Single by Melody

from the album De pata negra
- Released: 2001
- Genre: Latin pop; rumba;
- Label: Epic; Sony;
- Songwriter: J.A. Benitez
- Producer: Gustavo Ramudo

Melody singles chronology
|  | "El baile del gorila" (2001) | "De pata negra" (2001) |

Music video
- "El baile del gorila" on YouTube

= El baile del gorila =

"El baile del gorila" (English translation: "Gorilla Dance") is the debut single by Spanish singer Melody, taken from her debut album De pata negra. She released it in 2001, at the age of 10.

The song debuted at number two in Spain for the week of 7 July 2001, climbing to number one two weeks later. It was the dance hit of that summer in Spain. She also released an English-language version of the song.
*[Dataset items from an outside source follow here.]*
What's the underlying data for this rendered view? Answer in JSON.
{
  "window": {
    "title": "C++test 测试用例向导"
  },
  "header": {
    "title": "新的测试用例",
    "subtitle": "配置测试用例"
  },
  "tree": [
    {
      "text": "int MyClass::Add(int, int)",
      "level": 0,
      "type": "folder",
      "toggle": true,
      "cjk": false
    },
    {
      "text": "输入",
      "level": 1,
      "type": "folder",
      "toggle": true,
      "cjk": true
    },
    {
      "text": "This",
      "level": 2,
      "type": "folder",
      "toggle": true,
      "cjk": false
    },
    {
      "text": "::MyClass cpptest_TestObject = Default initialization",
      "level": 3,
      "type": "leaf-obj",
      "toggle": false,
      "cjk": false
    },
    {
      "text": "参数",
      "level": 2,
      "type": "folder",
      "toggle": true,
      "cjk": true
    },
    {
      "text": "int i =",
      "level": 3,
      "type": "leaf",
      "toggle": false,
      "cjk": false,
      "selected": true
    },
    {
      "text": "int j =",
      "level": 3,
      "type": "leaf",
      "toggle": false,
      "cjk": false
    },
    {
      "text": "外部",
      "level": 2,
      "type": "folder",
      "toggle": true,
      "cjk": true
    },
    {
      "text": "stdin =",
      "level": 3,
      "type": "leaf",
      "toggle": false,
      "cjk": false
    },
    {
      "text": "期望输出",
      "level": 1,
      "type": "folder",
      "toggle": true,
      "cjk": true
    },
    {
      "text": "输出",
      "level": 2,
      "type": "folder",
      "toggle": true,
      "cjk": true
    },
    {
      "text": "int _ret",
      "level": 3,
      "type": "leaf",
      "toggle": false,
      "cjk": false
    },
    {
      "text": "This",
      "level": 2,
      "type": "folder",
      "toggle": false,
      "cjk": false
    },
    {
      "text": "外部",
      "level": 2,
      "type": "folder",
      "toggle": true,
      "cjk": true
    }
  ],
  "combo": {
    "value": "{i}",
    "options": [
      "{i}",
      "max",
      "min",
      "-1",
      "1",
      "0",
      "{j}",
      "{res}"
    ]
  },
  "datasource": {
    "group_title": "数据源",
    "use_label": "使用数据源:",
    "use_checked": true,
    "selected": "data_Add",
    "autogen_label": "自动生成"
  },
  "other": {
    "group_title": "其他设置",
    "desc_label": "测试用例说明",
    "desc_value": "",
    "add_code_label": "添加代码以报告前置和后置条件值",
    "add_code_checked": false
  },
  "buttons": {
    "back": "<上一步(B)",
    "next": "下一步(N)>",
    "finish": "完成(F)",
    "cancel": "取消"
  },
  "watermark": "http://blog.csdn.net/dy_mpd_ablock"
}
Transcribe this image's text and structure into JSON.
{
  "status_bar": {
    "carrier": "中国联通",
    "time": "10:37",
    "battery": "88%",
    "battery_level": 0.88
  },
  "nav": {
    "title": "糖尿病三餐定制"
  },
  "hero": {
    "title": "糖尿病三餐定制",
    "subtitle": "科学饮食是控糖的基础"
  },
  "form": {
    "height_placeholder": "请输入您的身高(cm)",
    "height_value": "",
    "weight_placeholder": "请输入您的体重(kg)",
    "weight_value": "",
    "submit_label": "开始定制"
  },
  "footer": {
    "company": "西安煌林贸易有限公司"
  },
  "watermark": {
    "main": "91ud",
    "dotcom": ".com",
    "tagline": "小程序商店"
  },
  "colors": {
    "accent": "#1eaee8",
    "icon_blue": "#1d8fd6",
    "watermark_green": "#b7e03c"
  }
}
In 2025, the music video was the 84th most watched video on YouTube in Spain in for the week ending 22 March.

== Track listing ==

Promo 7" single — Sony Music SAMP5 10174 (Spain)
| No. | Title | Length |
|---|---|---|
| 1. | "El baile del gorila" | 3:08 |

== Charts ==
===Weekly charts===

| Chart (2001–2002) | Peak position |
|---|---|
| Spain (Promusicae) | 1 |
| US Latin Pop Airplay (Billboard) | 34 |
| US Tropical Airplay (Billboard) | 20 |

===Year-end charts===

| Chart (2001) | Peak position |
|---|---|
| Spain (AFYVE) | 13 |

==Certifications==

| Region | Certification | Certified units/sales |
| Spain (Promusicae) | Platinum | 50,000^{^} |
^{^} Shipments figures based on certification alone.